Ali Nour, Esq., for appellant.
OSOWIK, P.J.
{¶ 1} This is an appeal of a February 3, 2025 judgment of the Toledo Municipal
Court, granting appellee’s motion to enforce a settlement agreement, finding that an
enforceable settlement agreement had been negotiated between the debtee, University of
Toledo (“Appellee”) and the debtor, Kevin Roper (“Appellant”), in resolution of a
pending collection action filed by appellee against appellant for $10,199.02, owed for
educational courses taken by appellant. For the reasons set forth below, this court affirms
the judgment of the trial court.
{¶ 2} Appellant sets forth the following sole assignment of error:
{¶ 3} “The trial court erred in finding that the parties settled the matter [].”
Case Background
{¶ 4} The following facts are derived from the record of evidence presented to the
trial court. On January 26, 2024, appellee filed a collection complaint against appellant
in the Toledo Municipal Court for $10,199.02. This debt was incurred by appellant upon
taking courses at the University of Toledo during the 2008-2009 school year.

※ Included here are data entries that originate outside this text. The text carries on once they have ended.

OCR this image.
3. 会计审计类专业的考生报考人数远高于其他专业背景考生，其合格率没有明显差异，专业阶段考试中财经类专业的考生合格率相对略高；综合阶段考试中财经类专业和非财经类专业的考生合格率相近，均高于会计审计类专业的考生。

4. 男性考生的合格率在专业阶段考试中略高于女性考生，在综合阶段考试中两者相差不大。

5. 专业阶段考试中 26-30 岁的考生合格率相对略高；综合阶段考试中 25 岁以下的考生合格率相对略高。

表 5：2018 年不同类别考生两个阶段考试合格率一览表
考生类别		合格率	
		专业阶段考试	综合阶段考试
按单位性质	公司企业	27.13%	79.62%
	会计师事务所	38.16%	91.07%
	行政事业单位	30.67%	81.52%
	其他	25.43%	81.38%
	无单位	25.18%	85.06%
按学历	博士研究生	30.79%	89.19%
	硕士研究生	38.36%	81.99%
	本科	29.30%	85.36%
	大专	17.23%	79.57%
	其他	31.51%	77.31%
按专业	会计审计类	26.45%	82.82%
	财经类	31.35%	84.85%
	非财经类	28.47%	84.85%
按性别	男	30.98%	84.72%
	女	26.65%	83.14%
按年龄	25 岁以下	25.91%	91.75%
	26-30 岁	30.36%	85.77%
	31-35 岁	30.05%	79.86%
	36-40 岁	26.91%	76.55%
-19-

{¶ 5} Subsequent to taking the courses, appellant failed to tender payments
towards the debt that he had incurred in taking the courses. Prior to the January 26, 2024
collection filing, appellee had collected approximately $1,000 of the amount owed via tax
return garnishments against appellant. Given that only a marginal amount of the debt had
been recovered, and a considerable balance remained outstanding despite ongoing
collection efforts, appellee determined that it had become necessary to file the subject
collection action.
Initial Settlement Negotiations
{¶ 6} One of the primary pieces of evidence submitted in this case (“Exhibit 2”)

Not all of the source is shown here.